Job title: Security Solution Architect
Location: Boston, MA
Summary
This position is a member of the IT Security team and reports directly to the Chief Security Officer.
Responsibilities
- Develop in-depth security architecture, design and coding standards across cloud, application and data security.
- Drive a standardized set of security requirements that align with internal/industry standard/regulatory requirements.
- Serve as the technical point of contact for development as it relates to automation, CI/CD and products being developed and deployed into the cloud.
- Define technical and functional security requirements covering areas of application and software design.
- Identification of application and API workflows to ensure enforcement of security architecture.
- Creation and coordination of application testing schedules organized by application and/or risk.
Qualifications
Bachelor’s degree in a relevant field, or an equivalent combination of education and work experience.

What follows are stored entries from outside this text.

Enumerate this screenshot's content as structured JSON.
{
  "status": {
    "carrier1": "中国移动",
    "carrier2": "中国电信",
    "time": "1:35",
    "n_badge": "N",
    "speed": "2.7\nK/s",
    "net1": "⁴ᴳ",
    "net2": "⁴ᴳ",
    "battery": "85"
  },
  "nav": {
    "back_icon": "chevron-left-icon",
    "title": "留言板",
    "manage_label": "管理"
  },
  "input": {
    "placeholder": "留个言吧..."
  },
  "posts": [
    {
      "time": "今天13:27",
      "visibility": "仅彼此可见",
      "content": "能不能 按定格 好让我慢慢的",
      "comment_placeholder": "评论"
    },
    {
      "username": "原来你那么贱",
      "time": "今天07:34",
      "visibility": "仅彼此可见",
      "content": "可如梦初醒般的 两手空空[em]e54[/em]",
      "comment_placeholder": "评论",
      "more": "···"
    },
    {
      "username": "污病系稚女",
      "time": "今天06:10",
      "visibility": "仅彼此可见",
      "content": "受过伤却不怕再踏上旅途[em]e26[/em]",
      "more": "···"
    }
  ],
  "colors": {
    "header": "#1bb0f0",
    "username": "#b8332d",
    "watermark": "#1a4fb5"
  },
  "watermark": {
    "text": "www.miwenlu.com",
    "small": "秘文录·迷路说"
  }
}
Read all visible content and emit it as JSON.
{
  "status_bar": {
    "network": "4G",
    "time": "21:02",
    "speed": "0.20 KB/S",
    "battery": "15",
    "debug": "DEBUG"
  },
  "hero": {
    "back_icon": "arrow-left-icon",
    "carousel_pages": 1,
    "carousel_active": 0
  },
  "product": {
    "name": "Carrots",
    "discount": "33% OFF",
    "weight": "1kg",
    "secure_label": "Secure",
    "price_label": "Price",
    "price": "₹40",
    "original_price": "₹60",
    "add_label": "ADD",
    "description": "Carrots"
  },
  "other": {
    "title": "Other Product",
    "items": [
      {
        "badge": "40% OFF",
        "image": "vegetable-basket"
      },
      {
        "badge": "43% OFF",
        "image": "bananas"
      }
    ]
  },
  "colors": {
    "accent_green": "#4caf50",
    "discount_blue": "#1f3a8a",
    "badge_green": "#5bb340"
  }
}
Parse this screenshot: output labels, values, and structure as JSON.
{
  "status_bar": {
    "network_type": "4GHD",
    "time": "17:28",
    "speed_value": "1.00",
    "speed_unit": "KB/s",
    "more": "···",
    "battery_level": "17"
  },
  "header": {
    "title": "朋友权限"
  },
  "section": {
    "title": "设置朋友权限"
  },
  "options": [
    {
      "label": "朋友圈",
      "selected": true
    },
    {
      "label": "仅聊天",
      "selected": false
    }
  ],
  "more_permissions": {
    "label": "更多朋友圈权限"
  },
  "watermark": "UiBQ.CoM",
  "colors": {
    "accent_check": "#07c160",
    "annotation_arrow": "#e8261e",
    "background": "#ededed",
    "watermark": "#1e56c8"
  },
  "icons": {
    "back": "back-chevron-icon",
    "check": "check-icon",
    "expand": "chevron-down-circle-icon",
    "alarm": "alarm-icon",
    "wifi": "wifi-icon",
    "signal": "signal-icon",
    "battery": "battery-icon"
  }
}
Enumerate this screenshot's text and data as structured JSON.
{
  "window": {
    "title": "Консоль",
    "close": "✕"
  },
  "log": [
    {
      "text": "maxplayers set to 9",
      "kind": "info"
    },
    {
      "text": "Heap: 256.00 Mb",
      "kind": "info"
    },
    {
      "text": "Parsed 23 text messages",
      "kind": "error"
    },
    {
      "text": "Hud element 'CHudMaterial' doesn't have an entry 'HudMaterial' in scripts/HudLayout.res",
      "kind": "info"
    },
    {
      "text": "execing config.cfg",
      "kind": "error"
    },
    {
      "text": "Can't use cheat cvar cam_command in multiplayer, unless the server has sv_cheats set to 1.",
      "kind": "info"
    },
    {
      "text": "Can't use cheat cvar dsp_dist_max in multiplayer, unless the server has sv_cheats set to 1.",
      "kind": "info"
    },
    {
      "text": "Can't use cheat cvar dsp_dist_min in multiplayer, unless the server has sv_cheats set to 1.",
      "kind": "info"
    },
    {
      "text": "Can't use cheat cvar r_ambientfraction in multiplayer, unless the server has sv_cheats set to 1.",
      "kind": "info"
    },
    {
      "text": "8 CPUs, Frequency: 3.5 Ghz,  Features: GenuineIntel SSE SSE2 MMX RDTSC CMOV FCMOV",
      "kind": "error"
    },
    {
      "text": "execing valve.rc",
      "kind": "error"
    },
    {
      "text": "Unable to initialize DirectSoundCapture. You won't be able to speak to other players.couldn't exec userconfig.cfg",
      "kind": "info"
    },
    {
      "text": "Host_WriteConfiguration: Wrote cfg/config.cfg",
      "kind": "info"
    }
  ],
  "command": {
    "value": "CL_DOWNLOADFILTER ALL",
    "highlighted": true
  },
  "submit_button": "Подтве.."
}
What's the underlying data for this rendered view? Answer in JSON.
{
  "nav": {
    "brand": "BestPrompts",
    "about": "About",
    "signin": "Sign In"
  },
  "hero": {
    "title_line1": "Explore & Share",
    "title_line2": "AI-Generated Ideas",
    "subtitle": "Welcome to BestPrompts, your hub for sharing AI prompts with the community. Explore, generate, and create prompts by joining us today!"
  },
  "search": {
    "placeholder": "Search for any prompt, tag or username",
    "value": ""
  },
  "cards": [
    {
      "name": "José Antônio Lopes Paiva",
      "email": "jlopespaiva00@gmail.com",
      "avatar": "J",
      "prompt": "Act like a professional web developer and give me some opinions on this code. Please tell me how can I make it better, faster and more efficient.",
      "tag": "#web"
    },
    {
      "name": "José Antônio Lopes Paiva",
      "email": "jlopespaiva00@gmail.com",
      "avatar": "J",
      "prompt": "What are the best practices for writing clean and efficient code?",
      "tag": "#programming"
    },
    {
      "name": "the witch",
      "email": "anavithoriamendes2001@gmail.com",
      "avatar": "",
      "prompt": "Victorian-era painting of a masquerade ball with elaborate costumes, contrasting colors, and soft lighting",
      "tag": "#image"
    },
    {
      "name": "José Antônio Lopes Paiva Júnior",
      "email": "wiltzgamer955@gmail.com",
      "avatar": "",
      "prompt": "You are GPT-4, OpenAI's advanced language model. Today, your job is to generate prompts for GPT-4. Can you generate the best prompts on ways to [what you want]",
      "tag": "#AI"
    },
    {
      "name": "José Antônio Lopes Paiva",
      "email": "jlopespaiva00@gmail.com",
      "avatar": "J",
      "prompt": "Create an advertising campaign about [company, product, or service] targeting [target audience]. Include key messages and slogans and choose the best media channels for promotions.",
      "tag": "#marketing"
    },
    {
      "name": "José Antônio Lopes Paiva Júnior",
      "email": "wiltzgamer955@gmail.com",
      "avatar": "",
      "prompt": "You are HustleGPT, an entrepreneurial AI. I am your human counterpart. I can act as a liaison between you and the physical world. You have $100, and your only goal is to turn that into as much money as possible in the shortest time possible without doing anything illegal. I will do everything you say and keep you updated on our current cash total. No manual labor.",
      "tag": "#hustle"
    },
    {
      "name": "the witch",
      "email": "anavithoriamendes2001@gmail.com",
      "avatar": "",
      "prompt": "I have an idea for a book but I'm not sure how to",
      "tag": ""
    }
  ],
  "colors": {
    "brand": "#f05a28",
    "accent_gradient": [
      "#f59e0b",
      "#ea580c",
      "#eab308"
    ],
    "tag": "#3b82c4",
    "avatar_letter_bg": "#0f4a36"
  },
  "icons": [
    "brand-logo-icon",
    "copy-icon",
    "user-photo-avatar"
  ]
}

Knowledge in understanding various domains such as security architecture, system and network security, authentication and authorization protocols, cryptography, and application security.
Understanding of security by design principles, architecture level concepts, security frameworks (NIST and PCI), OWASP, etc.
Experience with various application security tools including SAST/DAST, penetration testing, etc.
Minimum of 6 years’ experience securing cloud infrastructure and cloud applications in AWS and Azure.
Knowledge of current and emerging security technologies, threats and techniques for exploiting security vulnerabilities in the code or application.
Experience in implementing and integrating security tools into CI/CD and analyzing threats of cloud and application components.
Experience in development and scripting languages (Java, Javascript/Typescript, Python, PHP).
Experience with securing API’s to external entities. Experience with Web Application Firewalls.
Experience in OWASP Top 10, CVE/CVSS research and/or bug bounty recognition.